Black comedy is the film's genre and it is in every aspect of the film, although some parts are more black and some parts more comic. Brad Pitt is the funniest one of the film, playing Aldo Raine with his band of bloodthirsty soldiers, known as The Bastards, eager to pay the debt of "100 Nazi scalps" that they each owe him. Another character, Colonel Hans Landa, is more black. Played by Christoph Waltz, the character is wonderfully acted, and we get to see everything we hate about the Nazis and the SS death legions manifest in this character. Hans Landa however does tie with Aldo Raine for my favorite character in this film, simply because he is the most interesting to pick apart. He is featured in all the best scenes, the beginning, in which the mood is set with the rest of the movie. The film is constantly making you wonder how the explosive situations throughout it will end.
Explosive situations, may not be the right word to describe many of the scenes in this film.
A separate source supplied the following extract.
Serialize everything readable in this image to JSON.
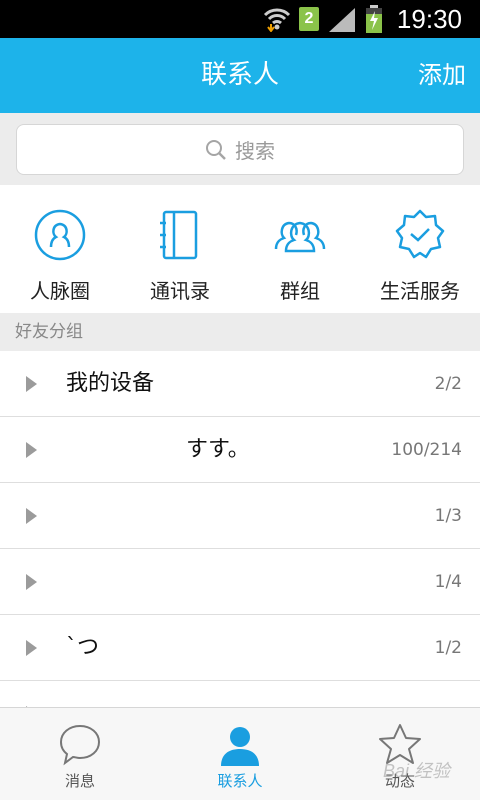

The scenes are more like giant barrels of gunpowder, sitting right next to a sparking fire. The scenes are mostly talking, with the swastika armbands and lies that are obvious to us, but the characters are oblivious to serving to keep us on the edge of our seats.
The trademark gore of Quentin Tarantino films is here in copious amounts. There are horribly gruesome scenes of men being shot about a thousand times, burning buildings and terrifying laughing faces projected in the smoke, and men being scalped while punchlines are delivered with impunity. At one point, after the bastards kill one of their enemies by beating him to death with a baseball bat, I actually yelled at the screen, "You people are insane!"
Inglorious Bastards is a film to be watched only when children are far from the room. Tarantino will traumatize and ruin them. For all the parents out there, I say You have been warned.